Outro acerto capital do filme é a atuação de Phoenix.
O ator, esquálido para o papel, cria uma série de tiques e contorções que inicialmente fazem lembrar de seu papel em O Mestre, mas logo ganham uma identidade própria. A maneira como ele desata a rir quase em desespero toda a vez que é confrontado no começo do filme tornam seu Coringa, que ao invés da tradicional gargalhada exercita seu êxtase com passos de dança quase hipnóticos, diferente de todos os demais, mas o ator vai além da mera construção física. Há profundidade emocional em seu Coringa. Ele é menos um agente do caos do que alguém procurando um lugar no mundo e disposto a abraçar qualquer forma de notoriedade que lhe garanta atenção. Ele é uma bomba relógio trágica trazida à vida com galhardia por um ator no auge da forma.
O restante do elenco, que conta com Robert De Niro como o apresentador de talk show Murray Franklin, a bela Zazie Beetz como Sophie, a vizinha por quem Arthur nutre uma paixonite, mais Brett Cullen como o aspirante a prefeito Thomas Wayne além de Glenn Fleshler, Leigh Gill, Shea Whigham e Bill Camp seguram a peteca, mas têm pouco o que fazer além de orbitar Phoenix, que alicerça o longa com tremenda segurança e competência.
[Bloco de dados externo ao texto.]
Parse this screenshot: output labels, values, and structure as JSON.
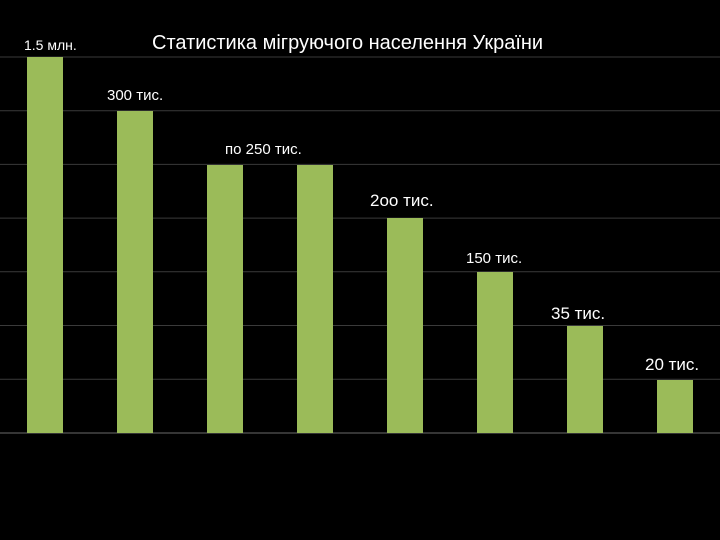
{
  "chart_data": {
    "type": "bar",
    "title": "Статистика мігруючого  населення  України",
    "categories": [
      "",
      "",
      "",
      "",
      "",
      "",
      "",
      ""
    ],
    "values": [
      1500,
      300,
      250,
      250,
      200,
      150,
      35,
      20
    ],
    "data_labels": [
      "1.5 млн.",
      "300 тис.",
      "по 250 тис.",
      "",
      "2оо тис.",
      "150 тис.",
      "35 тис.",
      "20 тис."
    ],
    "xlabel": "",
    "ylabel": "",
    "ylim": [
      0,
      1500
    ],
    "scale": "broken/non-linear as drawn",
    "grid": "horizontal",
    "legend": "none"
  },
  "colors": {
    "background": "#000000",
    "bar": "#9BBB59",
    "grid": "#3a3a3a",
    "axis": "#6a6a6a",
    "text": "#ffffff"
  }
}
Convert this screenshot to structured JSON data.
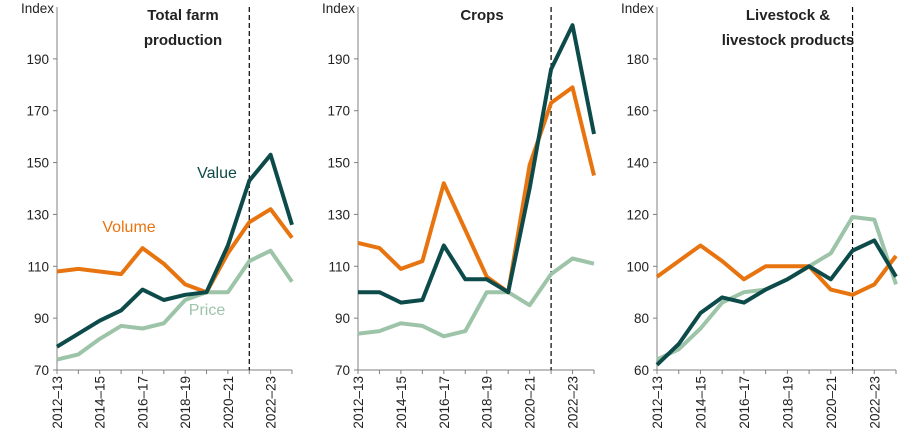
{
  "colors": {
    "Value": "#0d4a4a",
    "Volume": "#e87410",
    "Price": "#9dc4a8",
    "axis": "#808080",
    "forecast_line": "#000000"
  },
  "chart_data": [
    {
      "type": "line",
      "title_lines": [
        "Total farm",
        "production"
      ],
      "ylabel": "Index",
      "ylim": [
        70,
        210
      ],
      "yticks": [
        70,
        90,
        110,
        130,
        150,
        170,
        190
      ],
      "x": [
        "2012–13",
        "2013–14",
        "2014–15",
        "2015–16",
        "2016–17",
        "2017–18",
        "2018–19",
        "2019–20",
        "2020–21",
        "2021–22",
        "2022–23",
        "2023–24"
      ],
      "xtick_labels": [
        "2012–13",
        "",
        "2014–15",
        "",
        "2016–17",
        "",
        "2018–19",
        "",
        "2020–21",
        "",
        "2022–23",
        ""
      ],
      "forecast_after": "2021–22",
      "series": [
        {
          "name": "Value",
          "values": [
            79,
            84,
            89,
            93,
            101,
            97,
            99,
            100,
            118,
            143,
            153,
            126
          ]
        },
        {
          "name": "Volume",
          "values": [
            108,
            109,
            108,
            107,
            117,
            111,
            103,
            100,
            115,
            127,
            132,
            121
          ]
        },
        {
          "name": "Price",
          "values": [
            74,
            76,
            82,
            87,
            86,
            88,
            97,
            100,
            100,
            112,
            116,
            104
          ]
        }
      ]
    },
    {
      "type": "line",
      "title_lines": [
        "Crops"
      ],
      "ylabel": "Index",
      "ylim": [
        70,
        210
      ],
      "yticks": [
        70,
        90,
        110,
        130,
        150,
        170,
        190
      ],
      "x": [
        "2012–13",
        "2013–14",
        "2014–15",
        "2015–16",
        "2016–17",
        "2017–18",
        "2018–19",
        "2019–20",
        "2020–21",
        "2021–22",
        "2022–23",
        "2023–24"
      ],
      "xtick_labels": [
        "2012–13",
        "",
        "2014–15",
        "",
        "2016–17",
        "",
        "2018–19",
        "",
        "2020–21",
        "",
        "2022–23",
        ""
      ],
      "forecast_after": "2021–22",
      "series": [
        {
          "name": "Value",
          "values": [
            100,
            100,
            96,
            97,
            118,
            105,
            105,
            100,
            140,
            186,
            203,
            161
          ]
        },
        {
          "name": "Volume",
          "values": [
            119,
            117,
            109,
            112,
            142,
            124,
            106,
            100,
            149,
            173,
            179,
            145
          ]
        },
        {
          "name": "Price",
          "values": [
            84,
            85,
            88,
            87,
            83,
            85,
            100,
            100,
            95,
            107,
            113,
            111
          ]
        }
      ]
    },
    {
      "type": "line",
      "title_lines": [
        "Livestock &",
        "livestock products"
      ],
      "ylabel": "Index",
      "ylim": [
        60,
        200
      ],
      "yticks": [
        60,
        80,
        100,
        120,
        140,
        160,
        180
      ],
      "x": [
        "2012–13",
        "2013–14",
        "2014–15",
        "2015–16",
        "2016–17",
        "2017–18",
        "2018–19",
        "2019–20",
        "2020–21",
        "2021–22",
        "2022–23",
        "2023–24"
      ],
      "xtick_labels": [
        "2012–13",
        "",
        "2014–15",
        "",
        "2016–17",
        "",
        "2018–19",
        "",
        "2020–21",
        "",
        "2022–23",
        ""
      ],
      "forecast_after": "2021–22",
      "series": [
        {
          "name": "Value",
          "values": [
            62,
            70,
            82,
            88,
            86,
            91,
            95,
            100,
            95,
            106,
            110,
            96
          ]
        },
        {
          "name": "Volume",
          "values": [
            96,
            102,
            108,
            102,
            95,
            100,
            100,
            100,
            91,
            89,
            93,
            104
          ]
        },
        {
          "name": "Price",
          "values": [
            64,
            68,
            76,
            86,
            90,
            91,
            95,
            100,
            105,
            119,
            118,
            93
          ]
        }
      ]
    }
  ]
}
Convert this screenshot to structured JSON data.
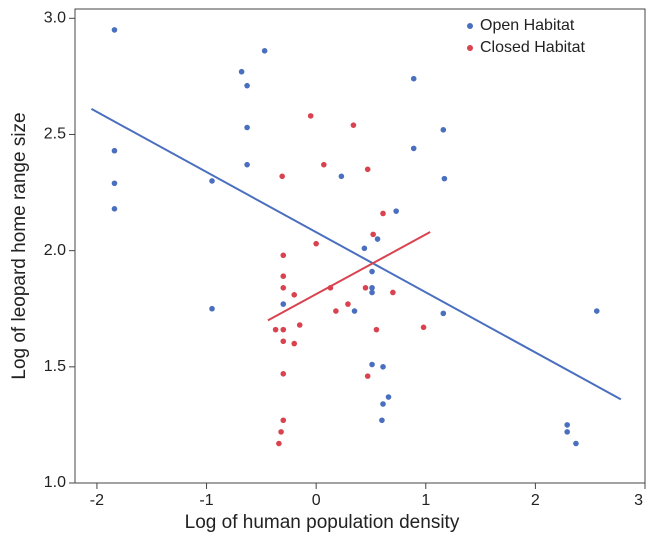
{
  "chart_data": {
    "type": "scatter",
    "xlabel": "Log of human population density",
    "ylabel": "Log of leopard home range size",
    "xlim": [
      -2.2,
      3.0
    ],
    "ylim": [
      1.0,
      3.04
    ],
    "xticks": [
      -2,
      -1,
      0,
      1,
      2,
      3
    ],
    "yticks": [
      {
        "value": 1,
        "label": "1.0"
      },
      1.5,
      {
        "value": 2,
        "label": "2.0"
      },
      2.5,
      {
        "value": 3,
        "label": "3.0"
      }
    ],
    "legend": "upper right",
    "series": [
      {
        "name": "Open Habitat",
        "color": "#4a6fbf",
        "x": [
          -1.84,
          -1.84,
          -1.84,
          -1.84,
          -0.95,
          -0.95,
          -0.47,
          -0.68,
          -0.63,
          -0.63,
          -0.63,
          0.23,
          0.89,
          0.89,
          1.16,
          1.17,
          0.73,
          0.56,
          0.44,
          0.51,
          0.51,
          0.51,
          0.35,
          1.16,
          -0.3,
          2.56,
          0.51,
          0.61,
          0.66,
          0.61,
          0.6,
          2.29,
          2.29,
          2.37
        ],
        "values": [
          2.95,
          2.43,
          2.29,
          2.18,
          2.3,
          1.75,
          2.86,
          2.77,
          2.71,
          2.53,
          2.37,
          2.32,
          2.74,
          2.44,
          2.52,
          2.31,
          2.17,
          2.05,
          2.01,
          1.91,
          1.84,
          1.82,
          1.74,
          1.73,
          1.77,
          1.74,
          1.51,
          1.5,
          1.37,
          1.34,
          1.27,
          1.25,
          1.22,
          1.17
        ],
        "fit": {
          "x": [
            -2.05,
            2.78
          ],
          "y": [
            2.61,
            1.36
          ]
        }
      },
      {
        "name": "Closed Habitat",
        "color": "#d9434f",
        "x": [
          -0.05,
          0.34,
          0.07,
          0.47,
          -0.31,
          0.61,
          0,
          0.52,
          -0.3,
          -0.3,
          -0.2,
          -0.3,
          0.13,
          0.29,
          0.18,
          0.45,
          0.7,
          -0.15,
          -0.37,
          -0.3,
          0.55,
          0.98,
          -0.3,
          -0.2,
          -0.3,
          0.47,
          -0.3,
          -0.32,
          -0.34
        ],
        "values": [
          2.58,
          2.54,
          2.37,
          2.35,
          2.32,
          2.16,
          2.03,
          2.07,
          1.98,
          1.89,
          1.81,
          1.84,
          1.84,
          1.77,
          1.74,
          1.84,
          1.82,
          1.68,
          1.66,
          1.66,
          1.66,
          1.67,
          1.61,
          1.6,
          1.47,
          1.46,
          1.27,
          1.22,
          1.17
        ],
        "fit": {
          "x": [
            -0.44,
            1.04
          ],
          "y": [
            1.7,
            2.08
          ]
        }
      }
    ]
  }
}
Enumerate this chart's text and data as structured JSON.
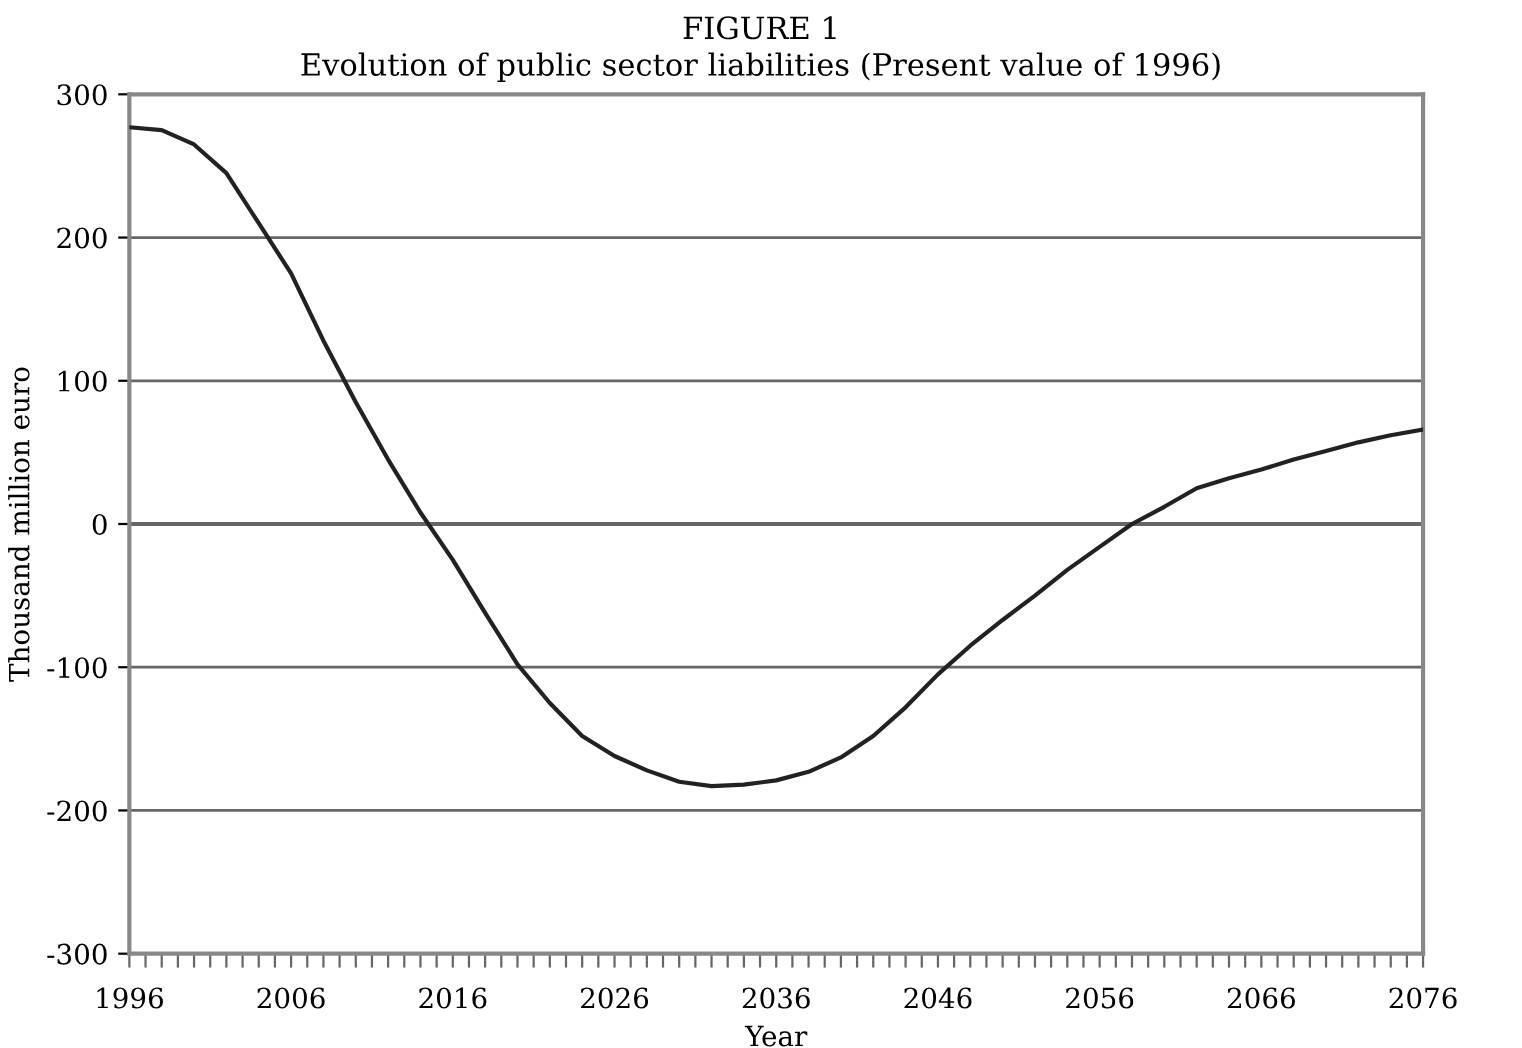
{
  "chart_data": {
    "type": "line",
    "title": "FIGURE 1",
    "subtitle": "Evolution of public sector liabilities (Present value of 1996)",
    "xlabel": "Year",
    "ylabel": "Thousand million euro",
    "x": [
      1996,
      1998,
      2000,
      2002,
      2004,
      2006,
      2008,
      2010,
      2012,
      2014,
      2016,
      2018,
      2020,
      2022,
      2024,
      2026,
      2028,
      2030,
      2032,
      2034,
      2036,
      2038,
      2040,
      2042,
      2044,
      2046,
      2048,
      2050,
      2052,
      2054,
      2056,
      2058,
      2060,
      2062,
      2064,
      2066,
      2068,
      2070,
      2072,
      2074,
      2076
    ],
    "series": [
      {
        "color": "#222222",
        "values": [
          277,
          275,
          265,
          245,
          210,
          175,
          128,
          85,
          45,
          8,
          -25,
          -62,
          -98,
          -125,
          -148,
          -162,
          -172,
          -180,
          -183,
          -182,
          -179,
          -173,
          -163,
          -148,
          -128,
          -105,
          -85,
          -67,
          -50,
          -32,
          -16,
          0,
          12,
          25,
          32,
          38,
          45,
          51,
          57,
          62,
          66
        ]
      }
    ],
    "xlim": [
      1996,
      2076
    ],
    "xticks": [
      1996,
      2006,
      2016,
      2026,
      2036,
      2046,
      2056,
      2066,
      2076
    ],
    "ylim": [
      -300,
      300
    ],
    "yticks": [
      -300,
      -200,
      -100,
      0,
      100,
      200,
      300
    ],
    "ref_lines": [
      {
        "axis": "y",
        "value": 0
      }
    ],
    "grid": "y",
    "line_style": "solid",
    "marker": "none"
  }
}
Somando-se a óbvia paixão de Phillips pelo projeto ao comprometimento de Phoenix e o valor de produção esperado para uma produção de um grande estúdio, Coringa é um excelente filme que jamais se envergonha de suas origens (a cena durante o talk show alude descaradamente a O Cavaleiro das Trevas de Frank Miller, e Phillips não se furta de nos mostrar novamente uma das cenas mais revisitadas da história das adaptações de quadrinhos), mas as referencia dentro do próprio contexto, em seu próprio tempo e em sua própria abordagem.
É bem possível que fãs de quadrinhos em geral, do Batman em particular gostem mais de Coringa do que a audiência mais ampla, mas qualquer amante de cinema que não esteja demasiado ávido por fazer uma avaliação política do filme será capaz de apreciá-lo pelo que ele realmente é:
Um filmaço.
"Eu costumava achar que minha vida era uma tragédia, mas agora eu vejo que é uma puta comédia."